酪農経営だけが資材が上がっているわけではありません。他のさまざまな業種でも同じことが起きているわけです。

コロナショックによる経済動向を見てみると、コロナ給付金やコロナ融資の影響もあり、2020年、2021年の企業倒産件数は、過去最低にまで下がっていて、いました。政府による救済政策より、倒産件数は歴史的な低水準だったわけです。
ただ、倒産件数が減る一方で、休業する会社も増えました。いわゆる「ゾンビ企業」です。ゾンビ企業とは、実質的に経営が破綻しているにもかかわらず、融資返済を利支払いだけで、継続しているような会社です。
2023年、2024年になり、このゾンビ企業が少しずつ諦めはじめ、事業を畳みはじめました。それが今の状況です。
これと同じ現象がまさしく酪農業界でも起きています。

コロナ1年目、2年目は、赤字経営だとしても言い訳ができました。が、コロナが明けた現在、その言い訳は通用しなくなっています。実際に、2024年から飼料安定基金も発動しません。肥料高騰対策も無くなるでしょう。同じように、救済措置としてのコロナ融資は、ほぼ審査が降りません。
これからまさに、実力の世界での戦いになるわけです。
この状態でいまだに、過去の影響に対して愚痴愚痴言っているようでは、話しになりません。そういう経営が、徐々に市場から退場しているのでしょう。
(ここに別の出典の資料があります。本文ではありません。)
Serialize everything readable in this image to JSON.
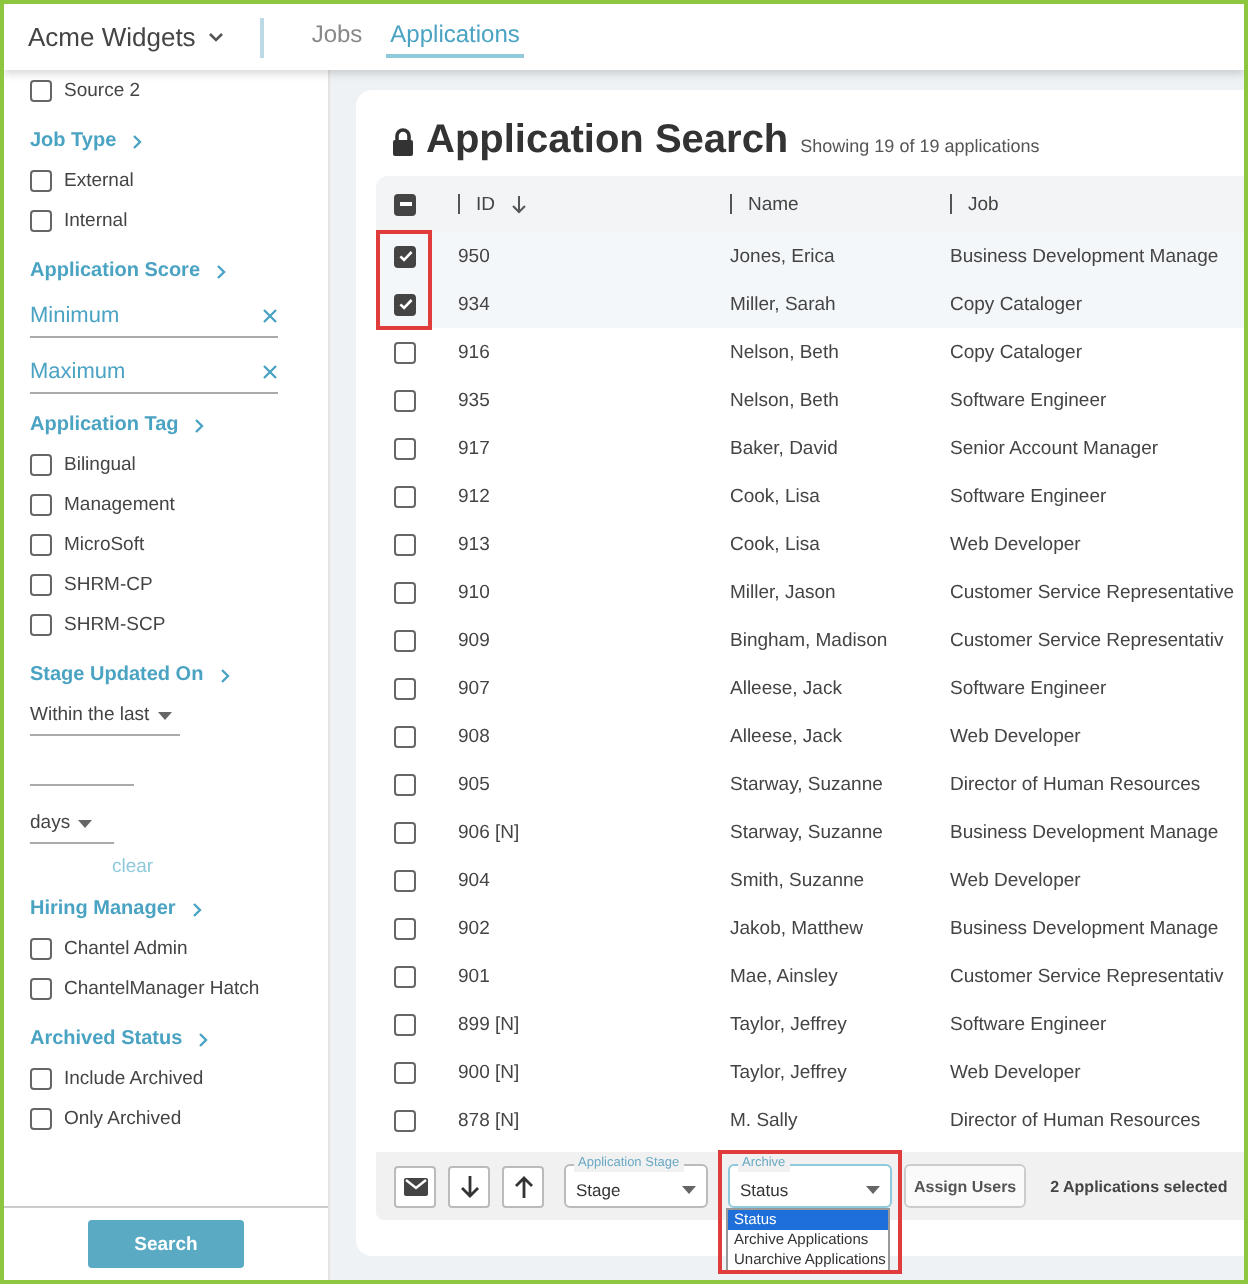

全道酪農件数が、5,000件を切ったのが2020年、今現在は4,483件、2024年年度末には、さらに250~300件減って、4200件を切っているでしょう。さらには、資材や機械の価格は高騰し、今まで以上に経営を強化しなくては生き残れない、そんな状態になるでしょう。なので、6次化など新しい事業へ逃げたくなる人が増えるわけです。
しかし、本業で利益を上げることができない経営者に、多角化はできません。残念なことに、多角化は非常に難しい事業だからです。だからこそ、我々はまずは本業にフルベットするしかありません。